Who, then, is doing the defining of these immutable, legal entitlements? The Committee, if you read the fine print. As it turns out, the "experts in human rights," who are given the job of overseeing implementation of the treaty, don't take too kindly to reservations about any aspect of the treaty. And they are not shy about saying so. Their General Recommendation in 1987 stated that The Committee "suggests that all States Parties concerned reconsider such reservations with a view to withdrawing them." At least a third of "States Parties" have lodged reservations, some related to the treaty's provisions on equality in nationality and citizenship, others to family property issues, and many related to the treaty's statements on equality in marriage and family. By 1994, The Committee had become even more assertive, asking states to "indicate the stage that has been reached in the country's progress to removal of all reservations to the Convention." In other words, ratifring with reservations is just a "stage," like adolescence, on the path to "transformation" (a favored word).

IN 1992, when CEDAW was previously under consideration in the Senate, the Foreign Relations Committee drew up four reservations for the United States. The first stated that Americans are guaranteed "freedom from governmental interference in private conduct," which the treaty's mandates regarding marriage and family life might infringe. The second rejected the treaty's mandate for equal military service, which would include combat assignments for women. The third rejected comparable worth obligations, and the fourth rejected the mandate for paid maternity leave.

Following ratification, the United States would be required to report to The Committee within a year and every four years thereafter, or "whenever the Committee so requests" (Article 18b). In this way Cuba's human rights expert on The Committee could provide oversight of discrimination against American women.

Elite opinion-makers shrug off concerns about The Committee's oversight function as so much hyperbolic hyperventilation. This Gallic sang-froid ignores, again, the record of The Committee's own stated intentions. Speaking to a UNICEF function, the current chairman of The Committee, Charlotte Abaka of Ghana, remarked on "the importance of disseminating the concluding observations of the CEDAW Committee in order to place pressure on States Parties to implement them." This is real-world politics; regardless of The Committee's actual legal power, which is currently debatable, it has immense power in its use of the microphone.
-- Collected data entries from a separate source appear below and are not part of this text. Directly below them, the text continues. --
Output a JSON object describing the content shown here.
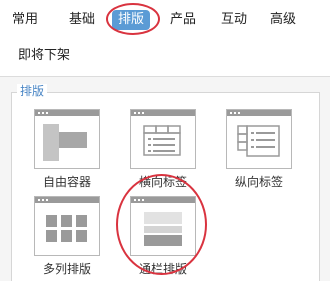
{
  "tabs": [
    {
      "label": "常用",
      "active": false
    },
    {
      "label": "基础",
      "active": false
    },
    {
      "label": "排版",
      "active": true
    },
    {
      "label": "产品",
      "active": false
    },
    {
      "label": "互动",
      "active": false
    },
    {
      "label": "高级",
      "active": false
    },
    {
      "label": "即将下架",
      "active": false
    }
  ],
  "group": {
    "title": "排版",
    "items": [
      {
        "label": "自由容器",
        "icon": "free-container-icon"
      },
      {
        "label": "横向标签",
        "icon": "horizontal-tabs-icon"
      },
      {
        "label": "纵向标签",
        "icon": "vertical-tabs-icon"
      },
      {
        "label": "多列排版",
        "icon": "multi-column-icon"
      },
      {
        "label": "通栏排版",
        "icon": "full-width-layout-icon"
      }
    ]
  },
  "colors": {
    "accent": "#5b9bd5",
    "highlight_ring": "#d9333f",
    "icon_gray": "#9a9a9a",
    "group_title": "#4a86c5"
  }
}
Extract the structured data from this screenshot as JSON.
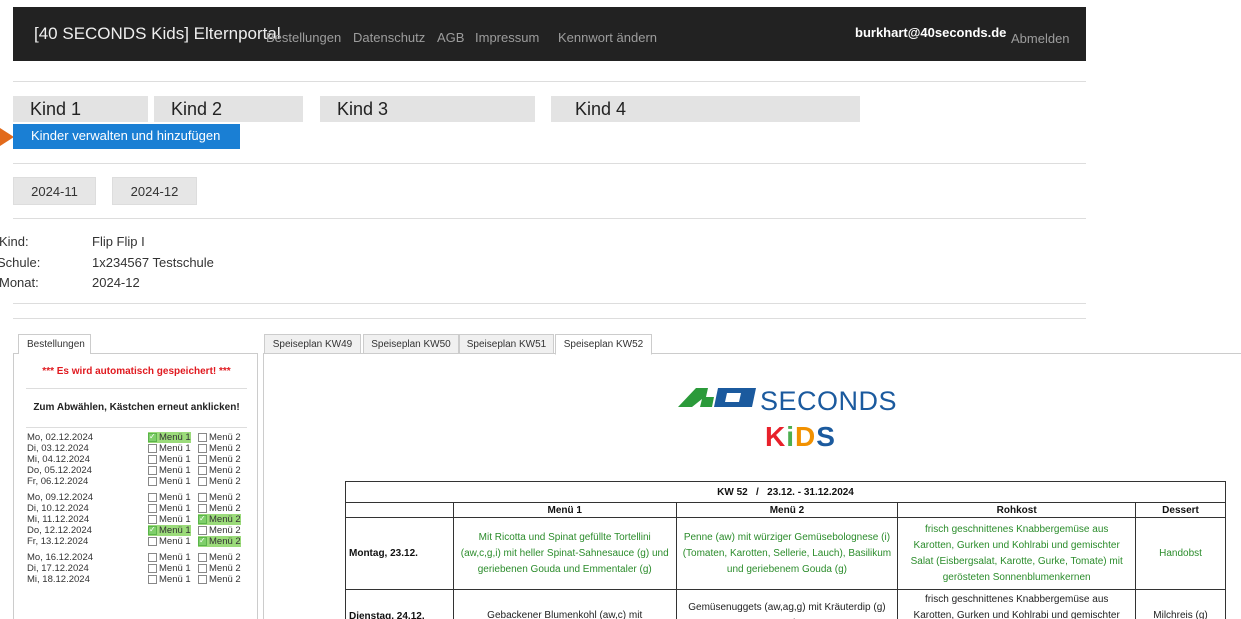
{
  "navbar": {
    "brand": "[40 SECONDS Kids] Elternportal",
    "links": [
      "Bestellungen",
      "Datenschutz",
      "AGB",
      "Impressum",
      "Kennwort ändern"
    ],
    "user": "burkhart@40seconds.de",
    "logout": "Abmelden"
  },
  "children": {
    "tabs": [
      "Kind 1",
      "Kind 2",
      "Kind 3",
      "Kind 4"
    ],
    "manage_button": "Kinder verwalten und hinzufügen"
  },
  "months": [
    "2024-11",
    "2024-12"
  ],
  "info": {
    "kind_label": "Kind:",
    "kind_value": "Flip Flip I",
    "schule_label": "Schule:",
    "schule_value": "1x234567 Testschule",
    "monat_label": "Monat:",
    "monat_value": "2024-12"
  },
  "orders": {
    "tab_label": "Bestellungen",
    "warning": "*** Es wird automatisch gespeichert! ***",
    "hint": "Zum Abwählen, Kästchen erneut anklicken!",
    "menu1_label": "Menü 1",
    "menu2_label": "Menü 2",
    "days": [
      {
        "date": "Mo, 02.12.2024",
        "m1": true,
        "m2": false
      },
      {
        "date": "Di, 03.12.2024",
        "m1": false,
        "m2": false
      },
      {
        "date": "Mi, 04.12.2024",
        "m1": false,
        "m2": false
      },
      {
        "date": "Do, 05.12.2024",
        "m1": false,
        "m2": false
      },
      {
        "date": "Fr, 06.12.2024",
        "m1": false,
        "m2": false
      },
      {
        "date": "Mo, 09.12.2024",
        "m1": false,
        "m2": false
      },
      {
        "date": "Di, 10.12.2024",
        "m1": false,
        "m2": false
      },
      {
        "date": "Mi, 11.12.2024",
        "m1": false,
        "m2": true
      },
      {
        "date": "Do, 12.12.2024",
        "m1": true,
        "m2": false
      },
      {
        "date": "Fr, 13.12.2024",
        "m1": false,
        "m2": true
      },
      {
        "date": "Mo, 16.12.2024",
        "m1": false,
        "m2": false
      },
      {
        "date": "Di, 17.12.2024",
        "m1": false,
        "m2": false
      },
      {
        "date": "Mi, 18.12.2024",
        "m1": false,
        "m2": false
      }
    ]
  },
  "speiseplan": {
    "tabs": [
      "Speiseplan KW49",
      "Speiseplan KW50",
      "Speiseplan KW51",
      "Speiseplan KW52"
    ],
    "active_tab": 3,
    "logo_text": "SECONDS",
    "logo_kids": [
      "K",
      "i",
      "D",
      "S"
    ],
    "logo_kids_colors": [
      "#e8212b",
      "#4caf50",
      "#f29100",
      "#1b5a9e"
    ],
    "logo_color_green": "#2b9a3a",
    "logo_color_blue": "#1b5a9e",
    "table_title": "KW 52   /   23.12. - 31.12.2024",
    "columns": [
      "Menü 1",
      "Menü 2",
      "Rohkost",
      "Dessert"
    ],
    "rows": [
      {
        "day": "Montag, 23.12.",
        "m1": "Mit Ricotta und Spinat gefüllte Tortellini (aw,c,g,i) mit heller Spinat-Sahnesauce (g) und geriebenen Gouda und Emmentaler (g)",
        "m2": "Penne (aw) mit würziger Gemüsebolognese (i) (Tomaten, Karotten, Sellerie, Lauch), Basilikum und geriebenem Gouda (g)",
        "rohkost": "frisch geschnittenes Knabbergemüse aus Karotten, Gurken und Kohlrabi und gemischter Salat (Eisbergsalat, Karotte, Gurke, Tomate) mit gerösteten Sonnenblumenkernen",
        "dessert": "Handobst"
      },
      {
        "day": "Dienstag, 24.12.",
        "m1": "Gebackener Blumenkohl (aw,c) mit",
        "m2": "Gemüsenuggets (aw,ag,g) mit Kräuterdip (g) und",
        "rohkost": "frisch geschnittenes Knabbergemüse aus Karotten, Gurken und Kohlrabi und gemischter Salat (Eisbergsalat,",
        "dessert": "Milchreis (g)"
      }
    ]
  }
}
Legal scholars argue that legal enforcement will come, but it is not entirely necessary--there are other tactics. This is underscored by tactician McPhedran who has written about utilizing the "politics of shame." One entirely predictable scenario: "Committee Excoriates United States for Undermining Women's Rights!"

AMNESTY INTERNATIONAL trumpets the vision on its website: "Imagine the many ways women in the United States could use CEDAW to improve women's rights once the U.S. ratifies CEDAW!" The Presbyterian Church (USA) describes CEDAW as a "legal landmark and potent tool for systematically uprooting gender inequality and oppression" and has a whole series of liturgies designed around the convention. A Ms. magazine report on CEDAW says, "U.S. advocates see it as a tool for ensuring parity in the workplace, the courts, and other social and economic spheres." And the plans are coming to a neighborhood near you: The Women's International League for Peace and Freedom (dedicated to "worldwide sisterhood for peace") includes as part of its Strategic Plan of Action exploring the possibility of creating a CEDAW international law badge for the Girl Scouts.